At a state level, election laws do things like guaranteeing the two parties a position on various ballots: city, county, state, federal. But then put in all kinds of onerous requirements for other parties just to get on the ballot. While Democrats and Republicans are using resources for other things, upstart parties have to spend money and volunteers just to get signatures in order to get on ballots and appear in debates. Primaries are tax payer funded, free publicity for established parties. Numerous laws exist for small things like elections commissions only having either Democrats or Republicans seated - i.e. if you're a third party, you can't even run for a state or county elections commission, it's prohibited. These sorts of things are very state by state or even by county.

But as I indicated in my original post, it's how U.S. elections favor the lesser of two evils strategy, else you get punished when voting for who you really want. Minor parties seldom get pluralities, and they suck away votes from an ideologically similar major party candidate which can cause them to lose, and then its the ideological opponent who wins as a result.
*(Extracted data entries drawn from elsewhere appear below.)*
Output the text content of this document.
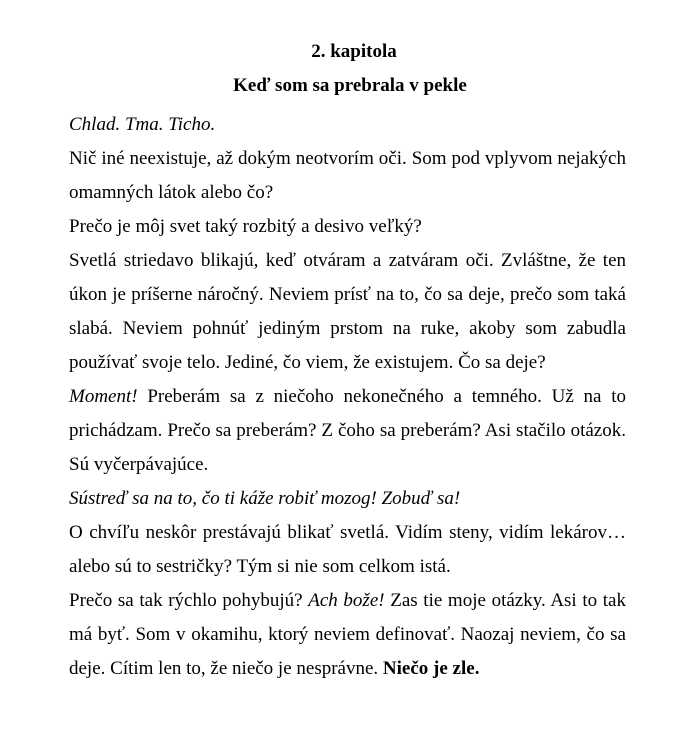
2. kapitola
Keď som sa prebrala v pekle

Chlad. Tma. Ticho.

Nič iné neexistuje, až dokým neotvorím oči. Som pod vplyvom nejakých omamných látok alebo čo?

Prečo je môj svet taký rozbitý a desivo veľký?

Svetlá striedavo blikajú, keď otváram a zatváram oči. Zvláštne, že ten úkon je príšerne náročný. Neviem prísť na to, čo sa deje, prečo som taká slabá. Neviem pohnúť jediným prstom na ruke, akoby som zabudla používať svoje telo. Jediné, čo viem, že existujem. Čo sa deje?

Moment! Preberám sa z niečoho nekonečného a temného. Už na to prichádzam. Prečo sa preberám? Z čoho sa preberám? Asi stačilo otázok. Sú vyčerpávajúce.

Sústreď sa na to, čo ti káže robiť mozog! Zobuď sa!

O chvíľu neskôr prestávajú blikať svetlá. Vidím steny, vidím lekárov… alebo sú to sestričky? Tým si nie som celkom istá.

Prečo sa tak rýchlo pohybujú? Ach bože! Zas tie moje otázky. Asi to tak má byť. Som v okamihu, ktorý neviem definovať. Naozaj neviem, čo sa deje. Cítim len to, že niečo je nesprávne. Niečo je zle.
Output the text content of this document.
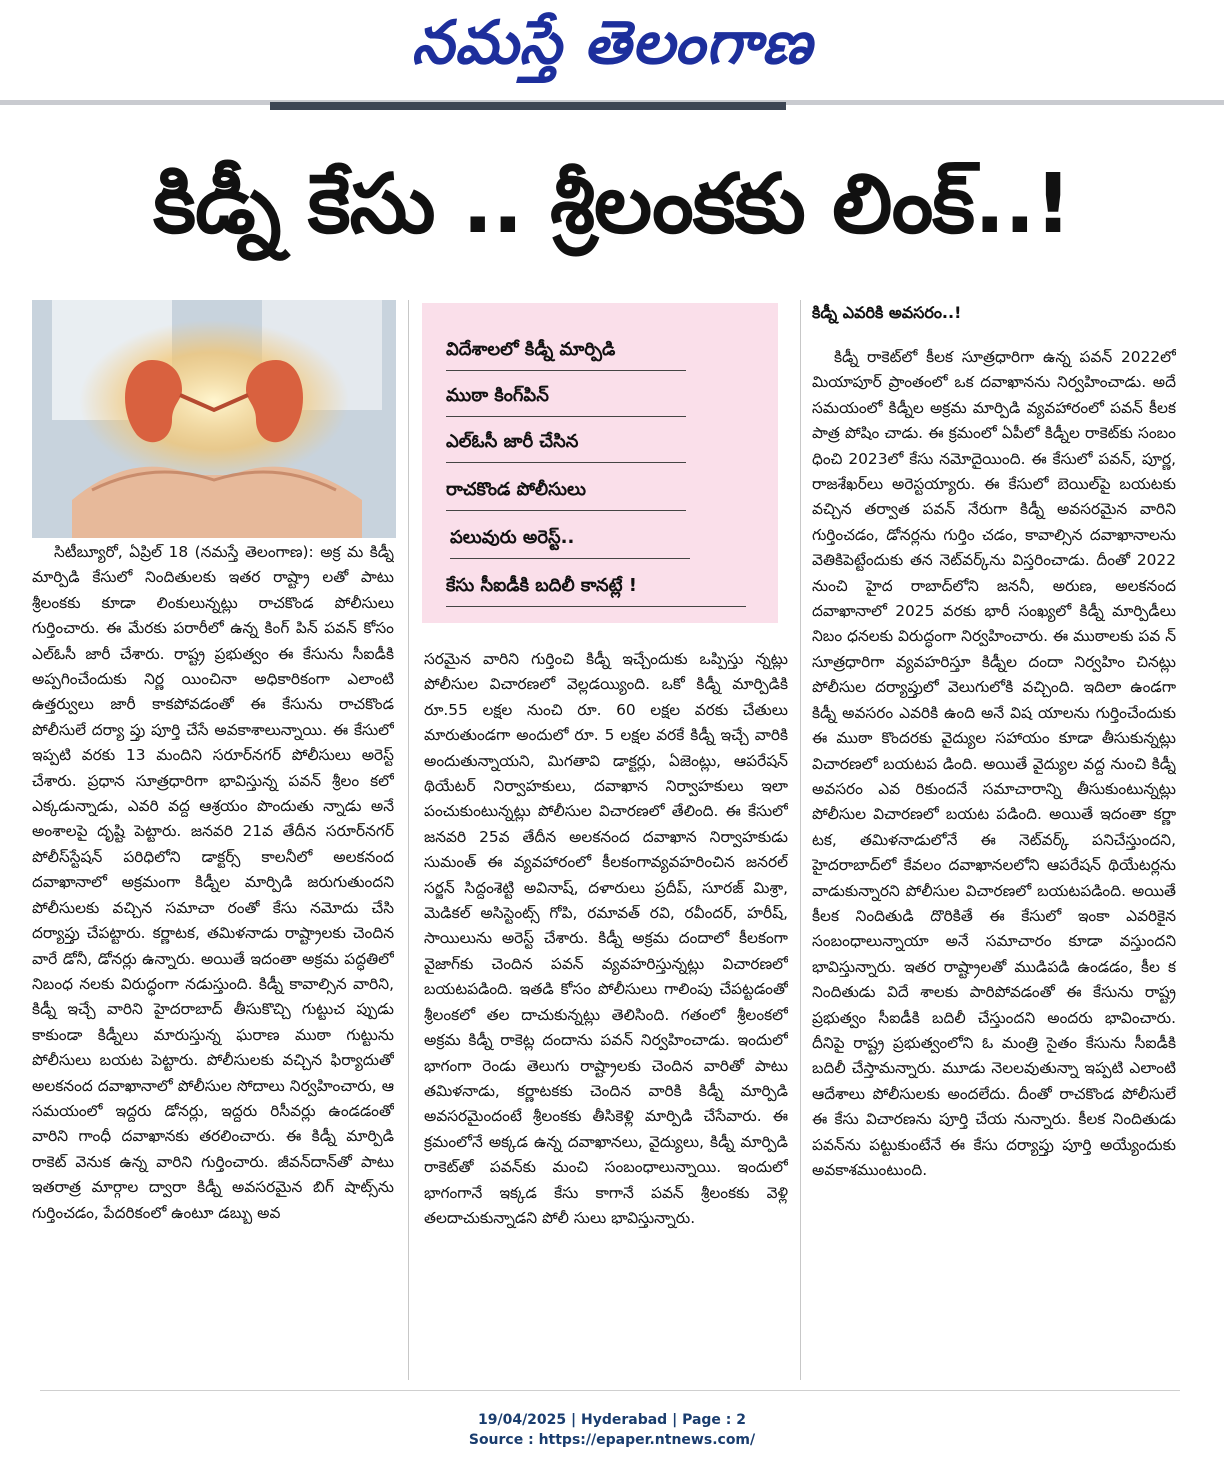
నమస్తే తెలంగాణ
కిడ్నీ కేసు .. శ్రీలంకకు లింక్..!
విదేశాలలో కిడ్నీ మార్పిడి
ముఠా కింగ్‌పిన్
ఎల్ఓసీ జారీ చేసిన
రాచకొండ పోలీసులు
పలువురు అరెస్ట్..
కేసు సీఐడీకి బదిలీ కానట్లే !

సిటీబ్యూరో, ఏప్రిల్ 18 (నమస్తే తెలంగాణ): అక్ర మ కిడ్నీ మార్పిడి కేసులో నిందితులకు ఇతర రాష్ట్రా లతో పాటు శ్రీలంకకు కూడా లింకులున్నట్లు రాచకొండ పోలీసులు గుర్తించారు. ఈ మేరకు పరారీలో ఉన్న కింగ్ పిన్ పవన్ కోసం ఎల్ఓసీ జారీ చేశారు. రాష్ట్ర ప్రభుత్వం ఈ కేసును సీఐడీకి అప్పగించేందుకు నిర్ణ యించినా అధికారికంగా ఎలాంటి ఉత్తర్వులు జారీ కాకపోవడంతో ఈ కేసును రాచకొండ పోలీసులే దర్యా ప్తు పూర్తి చేసే అవకాశాలున్నాయి. ఈ కేసులో ఇప్పటి వరకు 13 మందిని సరూర్‌నగర్ పోలీసులు అరెస్ట్ చేశారు. ప్రధాన సూత్రధారిగా భావిస్తున్న పవన్ శ్రీలం కలో ఎక్కడున్నాడు, ఎవరి వద్ద ఆశ్రయం పొందుతు న్నాడు అనే అంశాలపై దృష్టి పెట్టారు. జనవరి 21వ తేదీన సరూర్‌నగర్ పోలీస్‌స్టేషన్ పరిధిలోని డాక్టర్స్ కాలనీలో అలకనంద దవాఖానాలో అక్రమంగా కిడ్నీల మార్పిడి జరుగుతుందని పోలీసులకు వచ్చిన సమాచా రంతో కేసు నమోదు చేసి దర్యాప్తు చేపట్టారు. కర్ణాటక, తమిళనాడు రాష్ట్రాలకు చెందిన వారే డోనీ, డోనర్లు ఉన్నారు. అయితే ఇదంతా అక్రమ పద్ధతిలో నిబంధ నలకు విరుద్ధంగా నడుస్తుంది. కిడ్నీ కావాల్సిన వారిని, కిడ్నీ ఇచ్చే వారిని హైదరాబాద్ తీసుకొచ్చి గుట్టుచ ప్పుడు కాకుండా కిడ్నీలు మారుస్తున్న ఘరాణ ముఠా గుట్టును పోలీసులు బయట పెట్టారు. పోలీసులకు వచ్చిన ఫిర్యాదుతో అలకనంద దవాఖానాలో పోలీసుల సోదాలు నిర్వహించారు, ఆ సమయంలో ఇద్దరు డోనర్లు, ఇద్దరు రిసీవర్లు ఉండడంతో వారిని గాంధీ దవాఖానకు తరలించారు. ఈ కిడ్నీ మార్పిడి రాకెట్ వెనుక ఉన్న వారిని గుర్తించారు. జీవన్‌దాన్‌తో పాటు ఇతరాత్ర మార్గాల ద్వారా కిడ్నీ అవసరమైన బిగ్ షాట్స్‌ను గుర్తించడం, పేదరికంలో ఉంటూ డబ్బు అవ

సరమైన వారిని గుర్తించి కిడ్నీ ఇచ్చేందుకు ఒప్పిస్తు న్నట్లు పోలీసుల విచారణలో వెల్లడయ్యింది. ఒకో కిడ్నీ మార్పిడికి రూ.55 లక్షల నుంచి రూ. 60 లక్షల వరకు చేతులు మారుతుండగా అందులో రూ. 5 లక్షల వరకే కిడ్నీ ఇచ్చే వారికి అందుతున్నాయని, మిగతావి డాక్టర్లు, ఏజెంట్లు, ఆపరేషన్ థియేటర్ నిర్వాహకులు, దవాఖాన నిర్వాహకులు ఇలా పంచుకుంటున్నట్లు పోలీసుల విచారణలో తేలింది. ఈ కేసులో జనవరి 25వ తేదీన అలకనంద దవాఖాన నిర్వాహకుడు సుమంత్ ఈ వ్యవహారంలో కీలకంగావ్యవహరించిన జనరల్ సర్జన్ సిద్దంశెట్టి అవినాష్, దళారులు ప్రదీప్, సూరజ్ మిశ్రా, మెడికల్ అసిస్టెంట్స్ గోపి, రమావత్ రవి, రవీందర్, హరీష్, సాయిలును అరెస్ట్ చేశారు. కిడ్నీ అక్రమ దందాలో కీలకంగా వైజాగ్‌కు చెందిన పవన్ వ్యవహరిస్తున్నట్లు విచారణలో బయటపడింది. ఇతడి కోసం పోలీసులు గాలింపు చేపట్టడంతో శ్రీలంకలో తల దాచుకున్నట్లు తెలిసింది. గతంలో శ్రీలంకలో అక్రమ కిడ్నీ రాకెట్ల దందాను పవన్ నిర్వహించాడు. ఇందులో భాగంగా రెండు తెలుగు రాష్ట్రాలకు చెందిన వారితో పాటు తమిళనాడు, కర్ణాటకకు చెందిన వారికి కిడ్నీ మార్పిడి అవసరమైందంటే శ్రీలంకకు తీసికెళ్లి మార్పిడి చేసేవారు. ఈ క్రమంలోనే అక్కడ ఉన్న దవాఖానలు, వైద్యులు, కిడ్నీ మార్పిడి రాకెట్‌తో పవన్‌కు మంచి సంబంధాలున్నాయి. ఇందులో భాగంగానే ఇక్కడ కేసు కాగానే పవన్ శ్రీలంకకు వెళ్లి తలదాచుకున్నాడని పోలీ సులు భావిస్తున్నారు.

కిడ్నీ ఎవరికి అవసరం..!

కిడ్నీ రాకెట్‌లో కీలక సూత్రధారిగా ఉన్న పవన్ 2022లో మియాపూర్ ప్రాంతంలో ఒక దవాఖానను నిర్వహించాడు. అదే సమయంలో కిడ్నీల అక్రమ మార్పిడి వ్యవహారంలో పవన్ కీలక పాత్ర పోషిం చాడు. ఈ క్రమంలో ఏపీలో కిడ్నీల రాకెట్‌కు సంబం ధించి 2023లో కేసు నమోదైయింది. ఈ కేసులో పవన్, పూర్ణ, రాజశేఖర్‌లు అరెస్టయ్యారు. ఈ కేసులో బెయిల్‌పై బయటకు వచ్చిన తర్వాత పవన్ నేరుగా కిడ్నీ అవసరమైన వారిని గుర్తించడం, డోనర్లను గుర్తిం చడం, కావాల్సిన దవాఖానాలను వెతికిపెట్టేందుకు తన నెట్‌వర్క్‌ను విస్తరించాడు. దీంతో 2022 నుంచి హైద రాబాద్‌లోని జననీ, అరుణ, అలకనంద దవాఖానాలో 2025 వరకు భారీ సంఖ్యలో కిడ్నీ మార్పిడీలు నిబం ధనలకు విరుద్ధంగా నిర్వహించారు. ఈ ముఠాలకు పవ న్ సూత్రధారిగా వ్యవహరిస్తూ కిడ్నీల దందా నిర్వహిం చినట్లు పోలీసుల దర్యాప్తులో వెలుగులోకి వచ్చింది. ఇదిలా ఉండగా కిడ్నీ అవసరం ఎవరికి ఉంది అనే విష యాలను గుర్తించేందుకు ఈ ముఠా కొందరకు వైద్యుల సహాయం కూడా తీసుకున్నట్లు విచారణలో బయటప డింది. అయితే వైద్యుల వద్ద నుంచి కిడ్నీ అవసరం ఎవ రికుందనే సమాచారాన్ని తీసుకుంటున్నట్లు పోలీసుల విచారణలో బయట పడింది. అయితే ఇదంతా కర్ణా టక, తమిళనాడులోనే ఈ నెట్‌వర్క్ పనిచేస్తుందని, హైదరాబాద్‌లో కేవలం దవాఖానలలోని ఆపరేషన్ థియేటర్లను వాడుకున్నారని పోలీసుల విచారణలో బయటపడింది. అయితే కీలక నిందితుడి దొరికితే ఈ కేసులో ఇంకా ఎవరికైన సంబంధాలున్నాయా అనే సమాచారం కూడా వస్తుందని భావిస్తున్నారు. ఇతర రాష్ట్రాలతో ముడిపడి ఉండడం, కీల క నిందితుడు విదే శాలకు పారిపోవడంతో ఈ కేసును రాష్ట్ర ప్రభుత్వం సీఐడీకి బదిలీ చేస్తుందని అందరు భావించారు. దీనిపై రాష్ట్ర ప్రభుత్వంలోని ఓ మంత్రి సైతం కేసును సీఐడీకి బదిలీ చేస్తామన్నారు. మూడు నెలలవుతున్నా ఇప్పటి ఎలాంటి ఆదేశాలు పోలీసులకు అందలేదు. దీంతో రాచకొండ పోలీసులే ఈ కేసు విచారణను పూర్తి చేయ నున్నారు. కీలక నిందితుడు పవన్‌ను పట్టుకుంటేనే ఈ కేసు దర్యాప్తు పూర్తి అయ్యేందుకు అవకాశముంటుంది.

19/04/2025 | Hyderabad | Page : 2
Source : https://epaper.ntnews.com/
Duverger's Law is what it's called.




For your first paragraph I agree, the Constitution does reinforce a 2-party system, but obviously the Republicans and Democrats didn't create the Constitution.

For your second paragraph, do you have examples of the "onerous requirements"? Because looking at the ballotpedia list[1] I don't see anything in there that is too onerous.

And again for your final paragraph, I agree that the system supports the lesser-of-two-evils way of thinking, but that isn't something instituted by Democrats or Republicans. It's built into the system at it's most fundamental level, the Constitution.